The Swan is a small very old pub, one of only two for miles around, the other being right across the road! Kitchen closed last night so I ate opposite, a bigger and very friendly place with a rather pagan sounding name: the Crown and Horns. Apparently the town had a major fortnightly sheep market in medieval times, the biggest apart from Smithfield. The busy A34 bypasses the town: the High Street, squeezing between the two pubs, must have been a major bottleneck before.

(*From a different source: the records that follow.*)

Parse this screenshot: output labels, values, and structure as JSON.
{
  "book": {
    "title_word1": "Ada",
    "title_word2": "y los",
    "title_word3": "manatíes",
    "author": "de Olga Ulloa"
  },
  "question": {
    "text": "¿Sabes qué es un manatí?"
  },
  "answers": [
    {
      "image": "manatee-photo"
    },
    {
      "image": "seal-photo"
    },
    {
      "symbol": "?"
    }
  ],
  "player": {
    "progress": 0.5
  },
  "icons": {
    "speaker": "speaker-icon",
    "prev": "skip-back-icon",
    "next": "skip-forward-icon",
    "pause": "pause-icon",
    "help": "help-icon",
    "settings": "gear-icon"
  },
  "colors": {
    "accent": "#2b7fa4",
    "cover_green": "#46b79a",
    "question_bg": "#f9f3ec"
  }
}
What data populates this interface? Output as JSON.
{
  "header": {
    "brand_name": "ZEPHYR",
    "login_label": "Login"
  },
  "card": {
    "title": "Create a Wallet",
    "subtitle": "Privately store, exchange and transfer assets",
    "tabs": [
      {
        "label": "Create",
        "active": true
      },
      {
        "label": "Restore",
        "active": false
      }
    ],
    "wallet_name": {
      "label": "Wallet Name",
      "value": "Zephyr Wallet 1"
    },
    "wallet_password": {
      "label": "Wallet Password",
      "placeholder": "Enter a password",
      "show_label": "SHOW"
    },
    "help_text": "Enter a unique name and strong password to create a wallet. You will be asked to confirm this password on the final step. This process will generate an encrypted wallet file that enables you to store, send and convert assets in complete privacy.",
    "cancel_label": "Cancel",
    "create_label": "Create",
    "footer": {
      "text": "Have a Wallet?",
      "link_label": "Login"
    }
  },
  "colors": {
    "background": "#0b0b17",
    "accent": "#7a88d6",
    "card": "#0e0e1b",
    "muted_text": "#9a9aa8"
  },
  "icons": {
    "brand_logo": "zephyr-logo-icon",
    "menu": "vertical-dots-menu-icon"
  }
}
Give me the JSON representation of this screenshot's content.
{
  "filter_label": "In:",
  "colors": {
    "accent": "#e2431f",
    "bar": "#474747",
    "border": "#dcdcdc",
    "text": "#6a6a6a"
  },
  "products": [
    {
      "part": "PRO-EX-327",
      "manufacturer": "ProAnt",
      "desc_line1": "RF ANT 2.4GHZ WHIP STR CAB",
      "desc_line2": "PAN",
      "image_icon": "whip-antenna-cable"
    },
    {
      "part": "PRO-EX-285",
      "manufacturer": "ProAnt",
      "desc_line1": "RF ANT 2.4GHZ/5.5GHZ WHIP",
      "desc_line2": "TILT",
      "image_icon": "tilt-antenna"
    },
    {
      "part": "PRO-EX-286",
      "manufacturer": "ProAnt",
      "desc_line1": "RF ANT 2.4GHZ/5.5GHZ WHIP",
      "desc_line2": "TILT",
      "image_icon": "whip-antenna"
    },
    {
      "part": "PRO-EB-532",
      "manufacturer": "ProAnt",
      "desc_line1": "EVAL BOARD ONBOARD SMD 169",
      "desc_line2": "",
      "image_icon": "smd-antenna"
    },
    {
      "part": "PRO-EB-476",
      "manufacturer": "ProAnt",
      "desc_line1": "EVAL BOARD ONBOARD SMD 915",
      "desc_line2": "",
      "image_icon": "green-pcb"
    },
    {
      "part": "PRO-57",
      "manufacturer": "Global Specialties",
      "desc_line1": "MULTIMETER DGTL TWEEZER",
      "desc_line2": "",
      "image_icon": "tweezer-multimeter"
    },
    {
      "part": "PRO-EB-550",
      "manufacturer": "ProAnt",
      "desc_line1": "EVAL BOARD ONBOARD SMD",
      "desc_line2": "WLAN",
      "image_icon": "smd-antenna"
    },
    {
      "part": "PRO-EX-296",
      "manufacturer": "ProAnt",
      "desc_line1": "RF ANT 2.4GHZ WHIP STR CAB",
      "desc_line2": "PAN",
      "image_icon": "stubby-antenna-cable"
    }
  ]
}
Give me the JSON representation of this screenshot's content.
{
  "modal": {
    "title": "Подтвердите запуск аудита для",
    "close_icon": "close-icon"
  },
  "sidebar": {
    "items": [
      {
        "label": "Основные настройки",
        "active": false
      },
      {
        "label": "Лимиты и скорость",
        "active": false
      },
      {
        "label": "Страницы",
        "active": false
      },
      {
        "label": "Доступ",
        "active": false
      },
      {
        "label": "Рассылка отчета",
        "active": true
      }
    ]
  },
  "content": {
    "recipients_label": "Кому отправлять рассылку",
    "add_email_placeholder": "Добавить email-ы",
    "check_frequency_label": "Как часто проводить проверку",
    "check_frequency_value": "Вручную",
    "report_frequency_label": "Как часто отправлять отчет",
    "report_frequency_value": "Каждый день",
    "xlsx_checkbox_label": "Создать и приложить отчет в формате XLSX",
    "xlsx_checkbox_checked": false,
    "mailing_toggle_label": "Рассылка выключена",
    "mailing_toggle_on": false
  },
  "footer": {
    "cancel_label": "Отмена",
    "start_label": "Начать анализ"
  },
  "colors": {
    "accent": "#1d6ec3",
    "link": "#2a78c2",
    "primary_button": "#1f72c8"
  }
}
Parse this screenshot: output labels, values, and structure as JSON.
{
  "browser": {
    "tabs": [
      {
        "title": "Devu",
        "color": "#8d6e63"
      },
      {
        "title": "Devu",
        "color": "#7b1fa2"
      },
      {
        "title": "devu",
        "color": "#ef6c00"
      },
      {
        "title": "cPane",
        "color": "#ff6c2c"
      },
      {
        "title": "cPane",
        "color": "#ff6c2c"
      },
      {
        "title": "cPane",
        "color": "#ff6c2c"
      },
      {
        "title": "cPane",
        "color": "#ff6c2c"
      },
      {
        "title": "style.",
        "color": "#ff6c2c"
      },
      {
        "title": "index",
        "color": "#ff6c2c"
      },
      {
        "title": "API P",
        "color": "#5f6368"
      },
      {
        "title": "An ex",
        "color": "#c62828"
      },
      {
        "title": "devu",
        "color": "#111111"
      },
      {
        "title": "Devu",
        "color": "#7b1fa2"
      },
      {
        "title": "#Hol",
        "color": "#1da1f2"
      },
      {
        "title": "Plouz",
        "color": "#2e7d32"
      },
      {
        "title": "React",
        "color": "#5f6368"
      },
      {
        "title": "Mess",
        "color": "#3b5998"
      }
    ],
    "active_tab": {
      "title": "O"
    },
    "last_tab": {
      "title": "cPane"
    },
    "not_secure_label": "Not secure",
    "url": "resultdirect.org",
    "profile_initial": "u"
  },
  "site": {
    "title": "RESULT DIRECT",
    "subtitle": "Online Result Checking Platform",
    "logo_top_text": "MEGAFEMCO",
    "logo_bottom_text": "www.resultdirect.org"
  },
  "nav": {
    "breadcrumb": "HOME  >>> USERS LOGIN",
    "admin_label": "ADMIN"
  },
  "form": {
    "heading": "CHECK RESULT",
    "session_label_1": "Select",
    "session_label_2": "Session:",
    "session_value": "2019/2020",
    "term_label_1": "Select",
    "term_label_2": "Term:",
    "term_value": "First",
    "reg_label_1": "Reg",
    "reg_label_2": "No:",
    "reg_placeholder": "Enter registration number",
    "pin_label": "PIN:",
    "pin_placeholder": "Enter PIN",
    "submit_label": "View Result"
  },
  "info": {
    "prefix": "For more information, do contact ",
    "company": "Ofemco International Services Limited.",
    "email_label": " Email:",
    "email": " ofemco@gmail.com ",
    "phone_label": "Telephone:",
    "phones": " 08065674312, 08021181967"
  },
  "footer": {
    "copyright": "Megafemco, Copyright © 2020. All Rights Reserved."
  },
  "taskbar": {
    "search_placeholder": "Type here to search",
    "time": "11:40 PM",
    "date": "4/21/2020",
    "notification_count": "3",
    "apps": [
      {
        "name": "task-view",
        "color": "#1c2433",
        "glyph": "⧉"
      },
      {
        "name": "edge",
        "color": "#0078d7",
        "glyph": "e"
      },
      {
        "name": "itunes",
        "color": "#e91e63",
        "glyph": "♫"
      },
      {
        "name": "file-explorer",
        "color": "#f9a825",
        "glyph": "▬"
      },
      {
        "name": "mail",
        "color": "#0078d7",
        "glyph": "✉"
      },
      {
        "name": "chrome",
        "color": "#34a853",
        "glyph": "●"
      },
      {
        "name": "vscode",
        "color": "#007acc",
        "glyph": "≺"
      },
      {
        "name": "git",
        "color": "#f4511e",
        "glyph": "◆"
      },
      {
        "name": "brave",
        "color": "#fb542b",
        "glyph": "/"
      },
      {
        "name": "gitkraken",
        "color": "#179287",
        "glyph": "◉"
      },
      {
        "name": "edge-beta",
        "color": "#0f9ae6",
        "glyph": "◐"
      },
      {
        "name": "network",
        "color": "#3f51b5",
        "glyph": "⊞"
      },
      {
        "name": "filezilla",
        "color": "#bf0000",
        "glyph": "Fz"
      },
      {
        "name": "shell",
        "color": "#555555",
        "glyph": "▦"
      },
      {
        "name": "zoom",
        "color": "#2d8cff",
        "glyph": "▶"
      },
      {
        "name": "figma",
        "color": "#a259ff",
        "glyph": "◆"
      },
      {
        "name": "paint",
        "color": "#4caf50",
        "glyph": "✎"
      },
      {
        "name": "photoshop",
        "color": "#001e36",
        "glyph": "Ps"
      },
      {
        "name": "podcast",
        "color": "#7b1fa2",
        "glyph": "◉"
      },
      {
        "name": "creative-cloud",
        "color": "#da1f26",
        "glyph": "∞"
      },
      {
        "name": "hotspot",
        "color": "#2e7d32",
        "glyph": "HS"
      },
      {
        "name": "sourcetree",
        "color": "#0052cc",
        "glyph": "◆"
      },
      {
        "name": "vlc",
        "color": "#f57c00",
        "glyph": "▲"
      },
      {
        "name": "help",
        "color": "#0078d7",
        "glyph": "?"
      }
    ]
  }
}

The Swan, right, and the Crown and Horns, left, on East ilsley High Street
Up early and back up to the ridge, a greyer, colder day, with a good breeze in your face. From here the track is wider between low hedges and mostly grass with footpaths rutted into the chalk: a drovers’ road or Green Lane. It continues for miles ahead with wide views on both sides, to Didcot power station and below a low ridge, the Thames valley. Ahead is glimpsed today’s destination, Wantage. 11 miles to go. At the top of the footpath an area is called Sheep Down, and there is another with the same name above West Ilsley: probably holding areas for the market.

The OS map starts to indicate more sections of Grim’s Ditch, half way down the slope on the less side of the ridge and I drop down to have a look. Mostly it’s on private land and inaccessible but a couple of footpaths cross it. It’s not easy to make out because it has been left to allow nature to rewild, with grown out hedges and long grass, but the characteristic profile is visible at some spots. It’s even clearer that this is not defensive but the remnants of an old route for foot and horse traffic, taking the lee side away from the biting prevailing wind from the west. Here again the county boundary follows stretches of it, a sign that it was a well know feature when the boundaries were decided. Once again there are many barrows near the route and a larger one, Scutchamer Knob, which is hollowed out to create a small amphitheatre, and where the shire moot was held in medieval times. Soon after I dropped down through the model estate villages at East and West Lockinge, to Wantage. It has a very grand church and a market square with a couple of old pubs, which I ventured into before catching the X36 bus to Didcot Parkway and home. From the bus you can see the ridge to the south, stretching from horizon to horizon.